La Máscara Perfecta

Capítulo 26: El juego de la imputación

Miller avanzó entre las sombras del antiguo hospital psiquiátrico abandonado, un laberinto de pasillos oscuros y habitaciones vacías que parecían respirar con vida propia. La humedad impregnaba el aire, y las paredes descascaradas susurraban historias de desesperación. Sus pasos resonaban como ecos lejanos de un tiempo en el que aquel lugar albergaba almas rotas, mentes fragmentadas por la locura.

Pero ahora, Miller no era más que otro espectro atrapado en aquel infierno.

Clarens había tejido una red perfecta, una trampa tan meticulosamente diseñada que Miller apenas podía distinguir la realidad de la alucinación. Todo lo que había sucedido en los últimos meses—las muertes, la persecución, la sombra de la culpa sobre sus hombros—lo habían arrastrado hasta aquí, hasta este punto sin retorno. Clarens lo quería aquí, lo necesitaba aquí, en este escenario macabro donde los límites entre la cordura y la demencia se desdibujaban.

El detective sentía su mente fracturarse poco a poco. La falta de pruebas, la muerte de Sarah, la constante sensación de que la verdad se deslizaba como arena entre sus dedos, lo estaban llevando al borde. Sabía que Clarens lo estaba manipulando, que estaba jugando con él como un titiritero cruel, pero el conocimiento no hacía más fácil resistirse. Era como mirar una telaraña y aun así quedar atrapado en ella.

La trampa se cierra

Un sonido. Un crujido en la oscuridad.

Miller se giró, el arma temblorosa en su mano sudorosa. La oscuridad era demasiado densa, las sombras demasiado vivas. Algo se movía en los pasillos, un susurro, una risa lejana. Su respiración se aceleró.
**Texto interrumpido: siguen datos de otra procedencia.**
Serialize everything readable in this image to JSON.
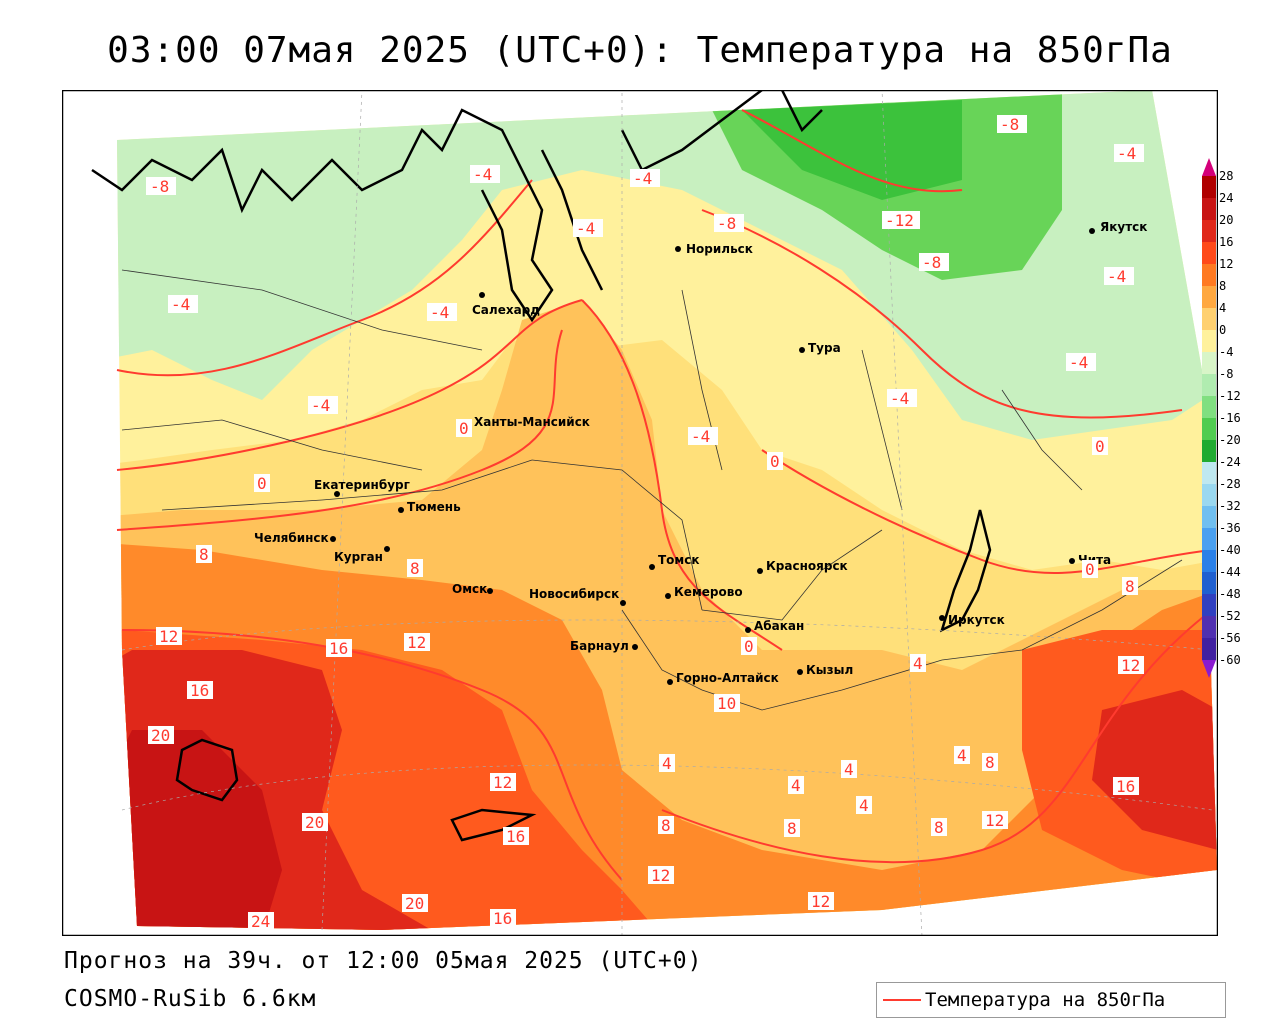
{
  "title": "03:00 07мая 2025 (UTC+0): Температура на 850гПа",
  "forecast_text": "Прогноз на 39ч. от 12:00 05мая 2025 (UTC+0)",
  "model_text": "COSMO-RuSib 6.6км",
  "legend": {
    "label": "Температура на 850гПа",
    "line_color": "#ff3b2f"
  },
  "colorbar": {
    "levels": [
      "28",
      "24",
      "20",
      "16",
      "12",
      "8",
      "4",
      "0",
      "-4",
      "-8",
      "-12",
      "-16",
      "-20",
      "-24",
      "-28",
      "-32",
      "-36",
      "-40",
      "-44",
      "-48",
      "-52",
      "-56",
      "-60"
    ],
    "top_arrow_color": "#d4007a",
    "bottom_arrow_color": "#8a1bd1"
  },
  "cities": [
    {
      "name": "Норильск"
    },
    {
      "name": "Якутск"
    },
    {
      "name": "Салехард"
    },
    {
      "name": "Тура"
    },
    {
      "name": "Ханты-Мансийск"
    },
    {
      "name": "Екатеринбург"
    },
    {
      "name": "Тюмень"
    },
    {
      "name": "Челябинск"
    },
    {
      "name": "Курган"
    },
    {
      "name": "Омск"
    },
    {
      "name": "Новосибирск"
    },
    {
      "name": "Томск"
    },
    {
      "name": "Кемерово"
    },
    {
      "name": "Красноярск"
    },
    {
      "name": "Абакан"
    },
    {
      "name": "Барнаул"
    },
    {
      "name": "Горно-Алтайск"
    },
    {
      "name": "Кызыл"
    },
    {
      "name": "Иркутск"
    },
    {
      "name": "Чита"
    }
  ],
  "contour_labels": [
    "-8",
    "-4",
    "-4",
    "-4",
    "-8",
    "-8",
    "-4",
    "-12",
    "-8",
    "-4",
    "-4",
    "-4",
    "-4",
    "-4",
    "-4",
    "0",
    "0",
    "0",
    "0",
    "-4",
    "0",
    "8",
    "8",
    "12",
    "16",
    "12",
    "16",
    "20",
    "20",
    "12",
    "16",
    "4",
    "8",
    "12",
    "20",
    "16",
    "24",
    "0",
    "4",
    "10",
    "4",
    "4",
    "4",
    "4",
    "8",
    "8",
    "8",
    "12",
    "16",
    "12",
    "12",
    "8"
  ]
}
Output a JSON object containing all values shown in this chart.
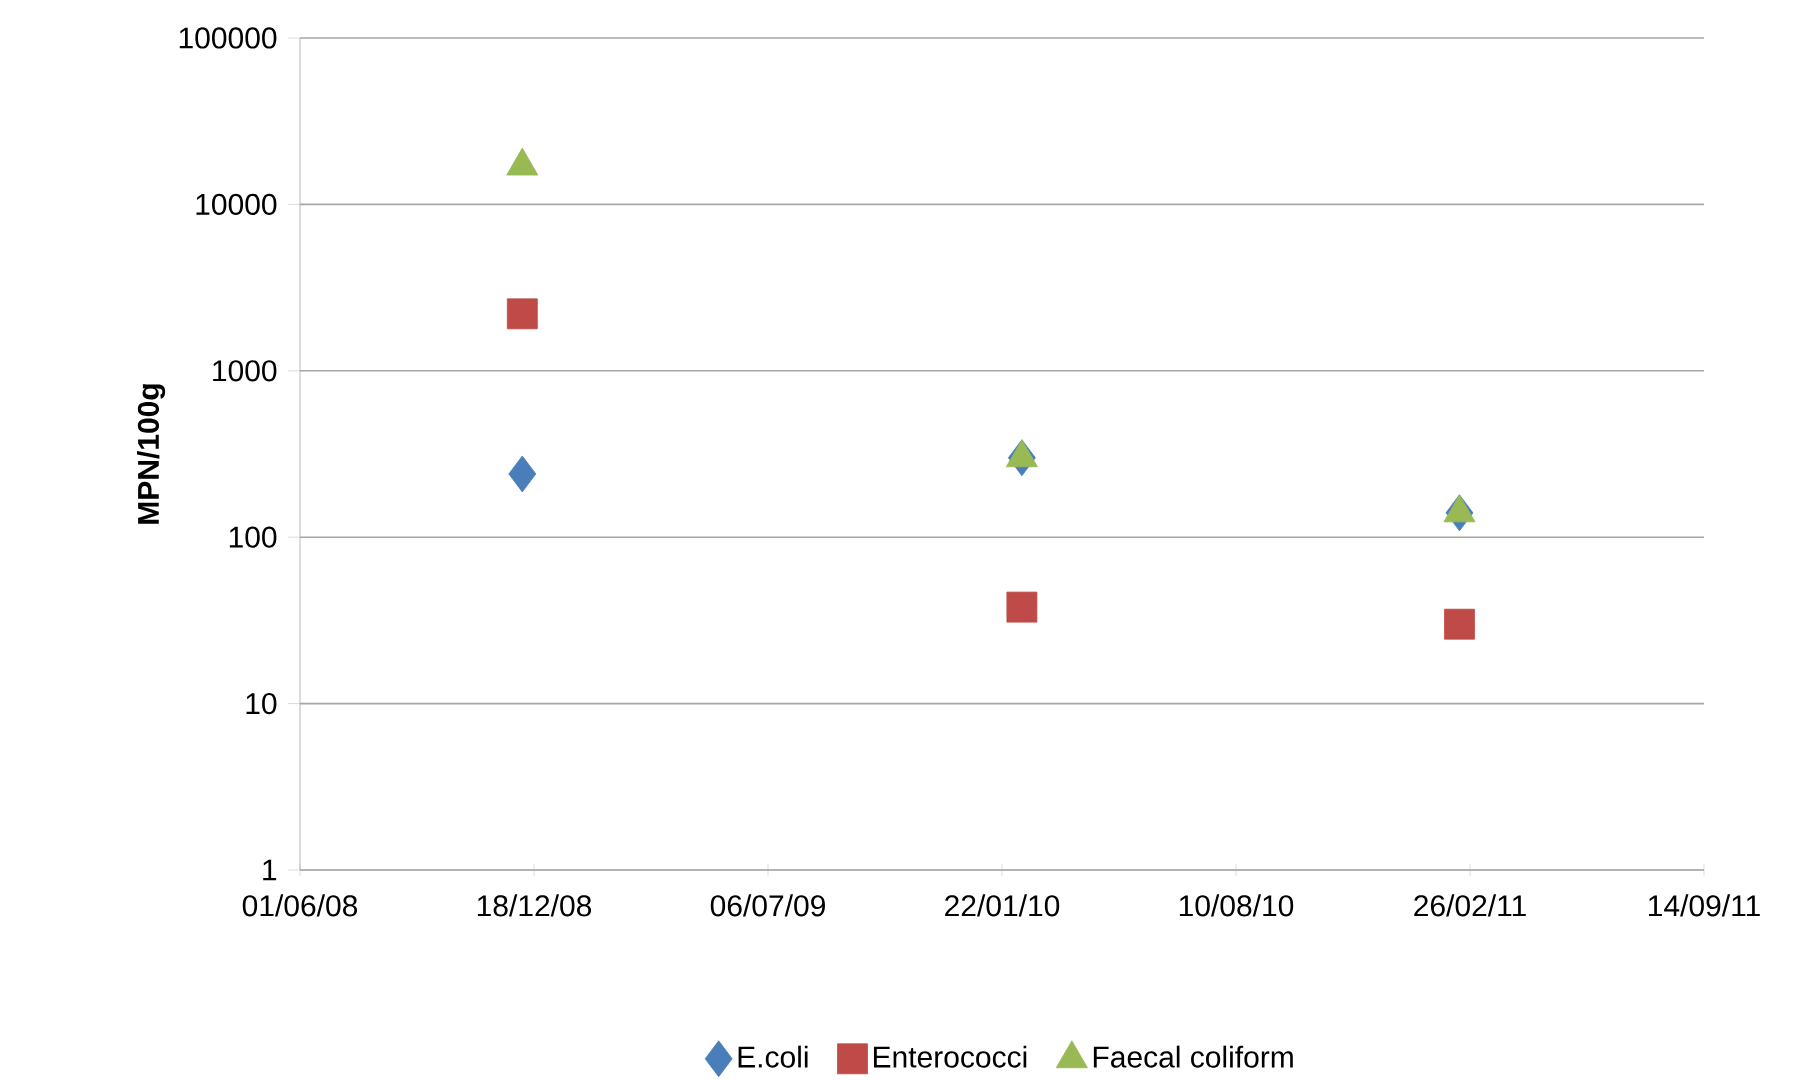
{
  "chart_data": {
    "type": "scatter",
    "ylabel": "MPN/100g",
    "log": "y",
    "grid": "y",
    "legend": "bottom",
    "x": [
      "2008-12-08",
      "2010-02-08",
      "2011-02-17"
    ],
    "series": [
      {
        "name": "E.coli",
        "color": "#4a7ebb",
        "marker": "diamond",
        "values": [
          240,
          300,
          140
        ]
      },
      {
        "name": "Enterococci",
        "color": "#be4b48",
        "marker": "square",
        "values": [
          2200,
          38,
          30
        ]
      },
      {
        "name": "Faecal coliform",
        "color": "#98b954",
        "marker": "triangle",
        "values": [
          17000,
          300,
          140
        ]
      }
    ],
    "xlim": [
      "2008-06-01",
      "2011-09-14"
    ],
    "xticks": [
      {
        "value": "2008-06-01",
        "label": "01/06/08"
      },
      {
        "value": "2008-12-18",
        "label": "18/12/08"
      },
      {
        "value": "2009-07-06",
        "label": "06/07/09"
      },
      {
        "value": "2010-01-22",
        "label": "22/01/10"
      },
      {
        "value": "2010-08-10",
        "label": "10/08/10"
      },
      {
        "value": "2011-02-26",
        "label": "26/02/11"
      },
      {
        "value": "2011-09-14",
        "label": "14/09/11"
      }
    ],
    "ylim": [
      1,
      100000
    ],
    "yticks": [
      1,
      10,
      100,
      1000,
      10000,
      100000
    ]
  }
}
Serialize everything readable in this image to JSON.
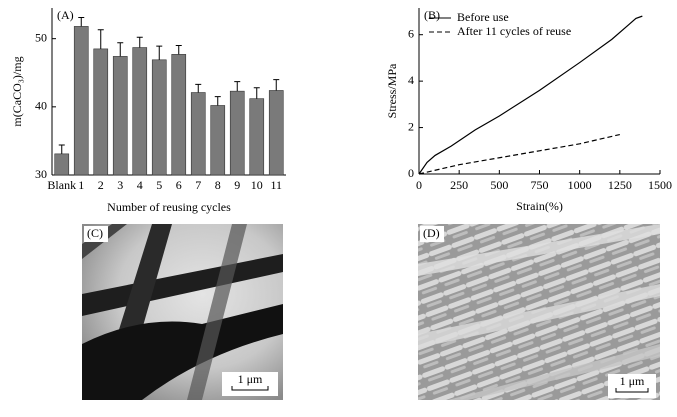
{
  "chart_data": [
    {
      "type": "bar",
      "panel_label": "(A)",
      "x_label": "Number of reusing cycles",
      "y_label": "m(CaCO₃)/mg",
      "categories": [
        "Blank",
        "1",
        "2",
        "3",
        "4",
        "5",
        "6",
        "7",
        "8",
        "9",
        "10",
        "11"
      ],
      "values": [
        33.1,
        51.8,
        48.5,
        47.4,
        48.7,
        46.9,
        47.7,
        42.1,
        40.2,
        42.3,
        41.2,
        42.4
      ],
      "errors": [
        1.3,
        1.3,
        2.8,
        2.0,
        1.5,
        2.0,
        1.3,
        1.2,
        1.3,
        1.4,
        1.6,
        1.6
      ],
      "color": "#7a7a7a",
      "ylim": [
        30,
        54.5
      ],
      "yticks": [
        30,
        40,
        50
      ]
    },
    {
      "type": "line",
      "panel_label": "(B)",
      "x_label": "Strain(%)",
      "y_label": "Stress/MPa",
      "series": [
        {
          "name": "Before use",
          "color": "#000000",
          "dash": "solid",
          "x": [
            0,
            50,
            100,
            200,
            350,
            500,
            750,
            1000,
            1200,
            1300,
            1350,
            1390
          ],
          "values": [
            0,
            0.5,
            0.8,
            1.2,
            1.9,
            2.5,
            3.6,
            4.8,
            5.8,
            6.4,
            6.7,
            6.8
          ]
        },
        {
          "name": "After 11 cycles of reuse",
          "color": "#000000",
          "dash": "dashed",
          "x": [
            0,
            250,
            500,
            750,
            1000,
            1250
          ],
          "values": [
            0,
            0.4,
            0.7,
            1.0,
            1.3,
            1.7
          ]
        }
      ],
      "xlim": [
        0,
        1500
      ],
      "xticks": [
        0,
        250,
        500,
        750,
        1000,
        1250,
        1500
      ],
      "ylim": [
        0,
        7.15
      ],
      "yticks": [
        0,
        2,
        4,
        6
      ],
      "legend": "upper left"
    }
  ],
  "images": [
    {
      "label": "(C)",
      "scale_bar": "1 μm"
    },
    {
      "label": "(D)",
      "scale_bar": "1 μm"
    }
  ]
}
Estaba perdiendo el control. ¿Era Clarens? ¿O solo su propia mente jugándole una mala pasada?

De pronto, una puerta se cerró con un estruendo. Miller giró sobre sus talones, apuntando con el arma, pero no había nadie. Solo el eco de su respiración y su corazón golpeando en su pecho.

"Te tengo..." susurró una voz.

Miller disparó.

El estruendo de la bala se fundió con el silencio del hospital. Y entonces lo vio.

Un cuerpo.

Y sangre.

Demasiada sangre.

Las luces rojas de las sirenas iluminaron la noche. La policía llegó en cuestión de minutos, alertada por los disparos. Miller, de pie en medio de la escena, con las manos manchadas de sangre, parecía la imagen perfecta del culpable. Alrededor de él, fotografías, pruebas, documentos esparcidos en el suelo... todo lo incriminaba.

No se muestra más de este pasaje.